Ricardo Fernández, concejal responsable de la seguridad en el municipio, explicó este domingo que se dispuso un «dispositivo específico» para la noche de Antroxu. «Hemos reforzado todo lo que hemos podido. Tenemos que plantearnos como prioridades los problemas de salud pública –que plantea el botellón– y derecho al descanso de los vecinos. Todo ello, tiene que ser compatible con la fiesta y diversión», agregó el edil que afirmó que «esa compatibilidad a veces no se respeta». Ante las quejas en redes sociales por la acción de la Policía Local, Fernández agregó que «los agentes actuaron con los medios con los que tienen e hicieron un trabajo correcto, intenso, para garantizar ambas cosas: la diversión y el descanso». En este sentido, las fuerzas del orden levantaron actas por micciones en vía pública así como por consumo de alcohol también en vía pública.
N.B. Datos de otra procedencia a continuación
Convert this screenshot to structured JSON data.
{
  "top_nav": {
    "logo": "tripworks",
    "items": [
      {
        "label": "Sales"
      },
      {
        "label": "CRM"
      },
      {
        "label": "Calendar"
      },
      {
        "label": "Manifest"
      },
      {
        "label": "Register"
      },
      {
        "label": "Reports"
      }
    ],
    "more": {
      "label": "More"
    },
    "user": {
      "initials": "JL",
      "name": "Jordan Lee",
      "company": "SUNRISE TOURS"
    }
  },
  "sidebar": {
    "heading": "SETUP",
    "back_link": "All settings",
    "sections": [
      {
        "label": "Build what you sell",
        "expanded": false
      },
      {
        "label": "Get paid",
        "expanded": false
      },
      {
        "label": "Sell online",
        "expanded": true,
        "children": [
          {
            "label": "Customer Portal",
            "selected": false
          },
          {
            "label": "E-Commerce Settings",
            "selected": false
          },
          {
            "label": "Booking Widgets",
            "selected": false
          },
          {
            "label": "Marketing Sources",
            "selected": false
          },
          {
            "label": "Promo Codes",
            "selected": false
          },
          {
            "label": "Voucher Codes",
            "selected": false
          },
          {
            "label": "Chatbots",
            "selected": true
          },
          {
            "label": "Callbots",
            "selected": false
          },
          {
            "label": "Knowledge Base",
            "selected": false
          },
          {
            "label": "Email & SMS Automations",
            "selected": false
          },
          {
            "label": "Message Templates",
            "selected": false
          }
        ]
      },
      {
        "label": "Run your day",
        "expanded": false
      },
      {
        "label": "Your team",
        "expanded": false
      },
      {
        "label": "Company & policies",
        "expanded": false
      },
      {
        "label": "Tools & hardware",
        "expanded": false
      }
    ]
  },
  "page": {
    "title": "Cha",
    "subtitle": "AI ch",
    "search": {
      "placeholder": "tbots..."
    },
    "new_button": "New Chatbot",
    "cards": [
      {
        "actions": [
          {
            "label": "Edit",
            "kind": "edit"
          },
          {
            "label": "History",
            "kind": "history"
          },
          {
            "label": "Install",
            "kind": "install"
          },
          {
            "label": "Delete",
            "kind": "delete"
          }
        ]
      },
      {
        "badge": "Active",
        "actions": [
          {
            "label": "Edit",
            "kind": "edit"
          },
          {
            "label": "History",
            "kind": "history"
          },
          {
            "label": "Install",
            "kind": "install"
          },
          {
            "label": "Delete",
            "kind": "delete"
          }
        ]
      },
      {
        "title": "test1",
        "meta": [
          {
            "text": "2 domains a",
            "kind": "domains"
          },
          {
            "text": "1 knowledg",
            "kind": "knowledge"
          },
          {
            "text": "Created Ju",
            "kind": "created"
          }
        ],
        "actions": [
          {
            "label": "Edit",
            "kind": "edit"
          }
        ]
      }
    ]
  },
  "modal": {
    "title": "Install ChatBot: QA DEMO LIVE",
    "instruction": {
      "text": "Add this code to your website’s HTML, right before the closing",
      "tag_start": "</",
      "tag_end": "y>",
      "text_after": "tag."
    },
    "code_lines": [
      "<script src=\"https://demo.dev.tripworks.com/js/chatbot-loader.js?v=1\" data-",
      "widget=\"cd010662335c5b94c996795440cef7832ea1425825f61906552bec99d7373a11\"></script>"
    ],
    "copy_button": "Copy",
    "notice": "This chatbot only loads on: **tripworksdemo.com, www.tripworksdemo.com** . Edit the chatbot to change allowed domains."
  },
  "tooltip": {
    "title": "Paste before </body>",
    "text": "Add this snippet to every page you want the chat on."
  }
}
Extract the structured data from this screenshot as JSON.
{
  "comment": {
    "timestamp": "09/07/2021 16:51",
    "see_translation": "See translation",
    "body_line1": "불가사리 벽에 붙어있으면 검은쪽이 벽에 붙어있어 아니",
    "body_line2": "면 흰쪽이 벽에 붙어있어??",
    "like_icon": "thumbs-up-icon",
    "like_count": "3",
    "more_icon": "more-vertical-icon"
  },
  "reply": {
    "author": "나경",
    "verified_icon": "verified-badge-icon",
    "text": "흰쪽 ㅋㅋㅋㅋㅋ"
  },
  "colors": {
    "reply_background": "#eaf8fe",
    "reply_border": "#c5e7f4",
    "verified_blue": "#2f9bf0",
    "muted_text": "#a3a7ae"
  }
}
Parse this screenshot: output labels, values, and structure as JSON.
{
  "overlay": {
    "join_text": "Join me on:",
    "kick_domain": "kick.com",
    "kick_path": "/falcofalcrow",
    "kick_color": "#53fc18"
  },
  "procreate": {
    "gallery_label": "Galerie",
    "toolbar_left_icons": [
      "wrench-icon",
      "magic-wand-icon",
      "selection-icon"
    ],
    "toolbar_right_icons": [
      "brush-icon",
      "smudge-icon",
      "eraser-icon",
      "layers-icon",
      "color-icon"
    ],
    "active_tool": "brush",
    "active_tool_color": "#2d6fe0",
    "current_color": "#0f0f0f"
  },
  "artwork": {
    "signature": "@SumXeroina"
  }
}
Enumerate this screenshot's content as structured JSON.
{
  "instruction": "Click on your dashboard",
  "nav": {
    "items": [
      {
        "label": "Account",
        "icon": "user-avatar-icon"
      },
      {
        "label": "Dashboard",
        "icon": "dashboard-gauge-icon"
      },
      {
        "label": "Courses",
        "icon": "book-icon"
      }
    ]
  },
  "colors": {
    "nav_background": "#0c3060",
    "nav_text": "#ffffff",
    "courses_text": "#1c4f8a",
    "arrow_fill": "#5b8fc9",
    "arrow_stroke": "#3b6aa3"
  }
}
Así, hubo agentes destacados en el Campillín, plazas del Sol y del Paraguas y la calle Rosal. En este punto, los jóvenes lamentaron que el servicio de limpieza municipal pasara durante la noche «mojando a la gente». Fernández negó tal extremo afirmando que, en cuanto al poco botellón que quedó y su derivada, la suciedad, las máquinas trabajaron con normalidad cuando la calle Rosal se despejó porque «había tal acumulación de gente que se imposibilitaba la circulación de vehículos». En una noche casi sin incidentes, la PolicíaNacional tuvo que actuar para frenar una pelea a altas horas de la madrugada.